London, July 4 (IANS) Asset managers have started their detachment from London following Britain’s historic vote to leave the European Union (EU), with fund companies finalising plans to reduce their reliance on the capital city.
M&G, Columbia Threadneedle, Legg Mason, Fidelity International and T Rowe Price have all outlined intentions to move staff out of London or set up fund ranges in neighbouring EU countries in fear of being locked out of European fundraising, the Financial Times reported on Sunday.
No asset manager has yet announced it will shift its headquarters away from the city but the retreat has prompted the Investment Association, the London-based trade body for Britain-based asset managers, to hold a special meeting with its members on Tuesday to tackle the fallout from the vote.
Investment companies based in the UK manage 5.5 trillion pounds of assets and employ 35,000 people. Another 25,000 staff work for related entities.
Fidelity International, which opened its office in London in 1973 and manages 190 billion pounds of assets, has announced it will move 100 staff to Ireland but said the shift was planned before the UK referendum result. It already employs 65 staff in Dublin.
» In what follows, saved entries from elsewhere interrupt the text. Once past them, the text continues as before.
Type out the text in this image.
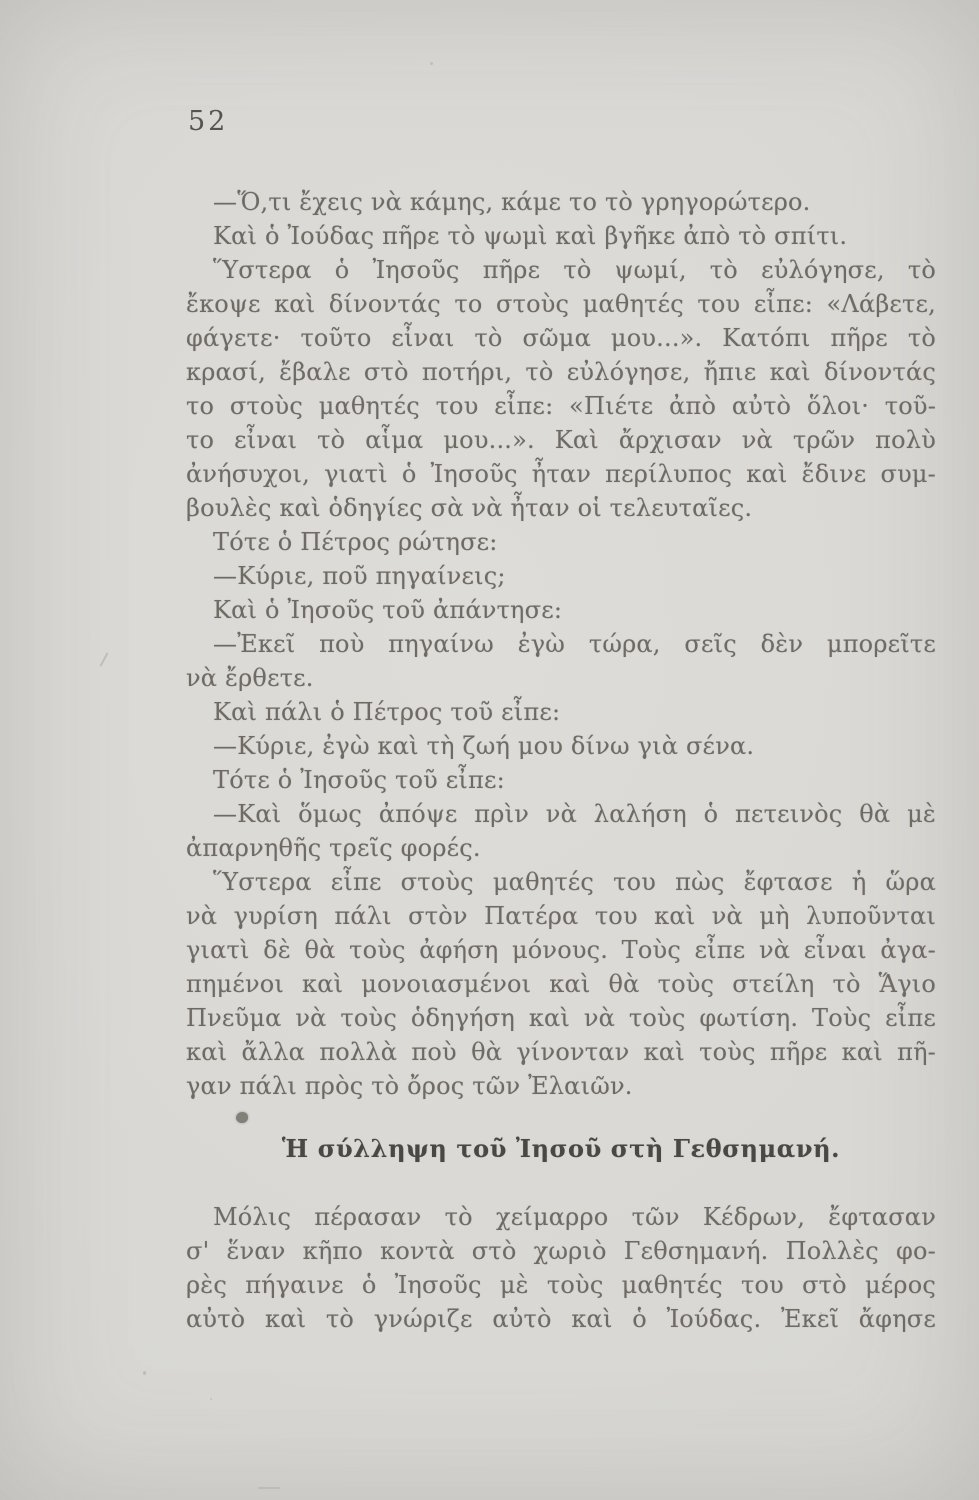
52
—Ὅ,τι ἔχεις νὰ κάμης, κάμε το τὸ γρηγορώτερο.
Καὶ ὁ Ἰούδας πῆρε τὸ ψωμὶ καὶ βγῆκε ἀπὸ τὸ σπίτι.
Ὕστερα ὁ Ἰησοῦς πῆρε τὸ ψωμί, τὸ εὐλόγησε, τὸ
ἔκοψε καὶ δίνοντάς το στοὺς μαθητές του εἶπε: «Λάβετε,
φάγετε· τοῦτο εἶναι τὸ σῶμα μου...». Κατόπι πῆρε τὸ
κρασί, ἔβαλε στὸ ποτήρι, τὸ εὐλόγησε, ἤπιε καὶ δίνοντάς
το στοὺς μαθητές του εἶπε: «Πιέτε ἀπὸ αὐτὸ ὅλοι· τοῦ-
το εἶναι τὸ αἷμα μου...». Καὶ ἄρχισαν νὰ τρῶν πολὺ
ἀνήσυχοι, γιατὶ ὁ Ἰησοῦς ἦταν περίλυπος καὶ ἔδινε συμ-
βουλὲς καὶ ὁδηγίες σὰ νὰ ἦταν οἱ τελευταῖες.
Τότε ὁ Πέτρος ρώτησε:
—Κύριε, ποῦ πηγαίνεις;
Καὶ ὁ Ἰησοῦς τοῦ ἀπάντησε:
—Ἐκεῖ ποὺ πηγαίνω ἐγὼ τώρα, σεῖς δὲν μπορεῖτε
νὰ ἔρθετε.
Καὶ πάλι ὁ Πέτρος τοῦ εἶπε:
—Κύριε, ἐγὼ καὶ τὴ ζωή μου δίνω γιὰ σένα.
Τότε ὁ Ἰησοῦς τοῦ εἶπε:
—Καὶ ὅμως ἀπόψε πρὶν νὰ λαλήση ὁ πετεινὸς θὰ μὲ
ἀπαρνηθῆς τρεῖς φορές.
Ὕστερα εἶπε στοὺς μαθητές του πὼς ἔφτασε ἡ ὥρα
νὰ γυρίση πάλι στὸν Πατέρα του καὶ νὰ μὴ λυποῦνται
γιατὶ δὲ θὰ τοὺς ἀφήση μόνους. Τοὺς εἶπε νὰ εἶναι ἀγα-
πημένοι καὶ μονοιασμένοι καὶ θὰ τοὺς στείλη τὸ Ἅγιο
Πνεῦμα νὰ τοὺς ὁδηγήση καὶ νὰ τοὺς φωτίση. Τοὺς εἶπε
καὶ ἄλλα πολλὰ ποὺ θὰ γίνονταν καὶ τοὺς πῆρε καὶ πῆ-
γαν πάλι πρὸς τὸ ὄρος τῶν Ἐλαιῶν.
Ἡ σύλληψη τοῦ Ἰησοῦ στὴ Γεθσημανή.
Μόλις πέρασαν τὸ χείμαρρο τῶν Κέδρων, ἔφτασαν
σ' ἕναν κῆπο κοντὰ στὸ χωριὸ Γεθσημανή. Πολλὲς φο-
ρὲς πήγαινε ὁ Ἰησοῦς μὲ τοὺς μαθητές του στὸ μέρος
αὐτὸ καὶ τὸ γνώριζε αὐτὸ καὶ ὁ Ἰούδας. Ἐκεῖ ἄφησε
“London has a lot to lose and although it is too early to properly assess what damage the Out vote might have on the city, it is clear people have started making plans to do business elsewhere. Rival centres are on high alert,” the chief executive of a large UK-based asset manager said.
On June 24, Britain voted to exit the EU in a historic referendum after being a member of the bloc since 1973.
It is the first nation to exit the now 27-member bloc.